Now, the fight moves to the full city council, where Tuesday’s discussion of the license is expected to draw hours of testimony from speakers on both sides of the issue. The committee meeting on Sept. 13 was prolonged due to the large number of speakers from the community, and Ald. Mike Verveer, District 4, expects more of the same this week.

“Our last meeting lasted from approximately 5:30 p.m. to 2 a.m. because so many people turned out to testify either in favor or against the Edgewater,” Verveer, who serves on the ALRC, said. “At the council meeting [Tuesday], we’ll have more or less a replay … of that ALRC meeting.”

The argument over the hotel’s license is largely related to the number of events the city allows the Edgewater to hold each year, as well as the maximum volume for the events.

Residents living within a one-block radius of the Edgewater routinely call in noise complaints during the hotel’s outdoor events.

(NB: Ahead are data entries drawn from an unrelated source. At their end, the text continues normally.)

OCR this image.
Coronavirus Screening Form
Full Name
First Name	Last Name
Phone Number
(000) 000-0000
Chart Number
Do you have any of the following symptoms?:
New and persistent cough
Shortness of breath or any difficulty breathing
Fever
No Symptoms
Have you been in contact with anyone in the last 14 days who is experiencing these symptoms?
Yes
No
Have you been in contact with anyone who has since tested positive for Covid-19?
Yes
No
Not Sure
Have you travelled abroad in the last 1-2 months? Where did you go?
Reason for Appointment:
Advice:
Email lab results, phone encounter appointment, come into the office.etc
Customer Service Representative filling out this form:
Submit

Some testified that the frequent concerts are uncomfortably loud for everyone in the immediate area. Although many of the people who live near the hotel attend UW-Madison, most of the residents who testified in September were not students, Verveer said.

A number of Edgewater employees, including some students, also testified in favor of the hotel’s right to host loud and frequent outdoor events.

Verveer said that “neither side was particularly happy” with the agreement that the ALRC reached in the wee hours of the morning that granted the Edgewater 35 outdoor events each year with noise under 70 decibels at street level. Edgewater management said that was too few and too quiet, while some residents said it was too many and too loud.

At the upcoming city council meeting, both sides are expected to counter the ALRC’s recommendation with proposals of their own. The committee voted 3-1 on the adoption of the license, with Verveer casting the only nay vote.

Verveer was quick to point out that he believes the hotel should have an entertainment license, but that it should be more mindful of residents’ concerns.

Ald. Ledell Zellers, whose district includes the Edgewater and the surrounding area, agrees. She is expected to propose a stricter license at the upcoming meeting in order to make the city “sensitive to real people with real lives who have homes that they want to be able to live in.”

“The Edgewater does have some very desirable and wonderful events there and have certainly done some great things in supporting some great organizations,” Zellers said at the September meeting, as reported by The Capital Times. “However, these wonderful events are really only wonderful if you can choose whether to go or not go, if you can choose when to leave, when to listen.”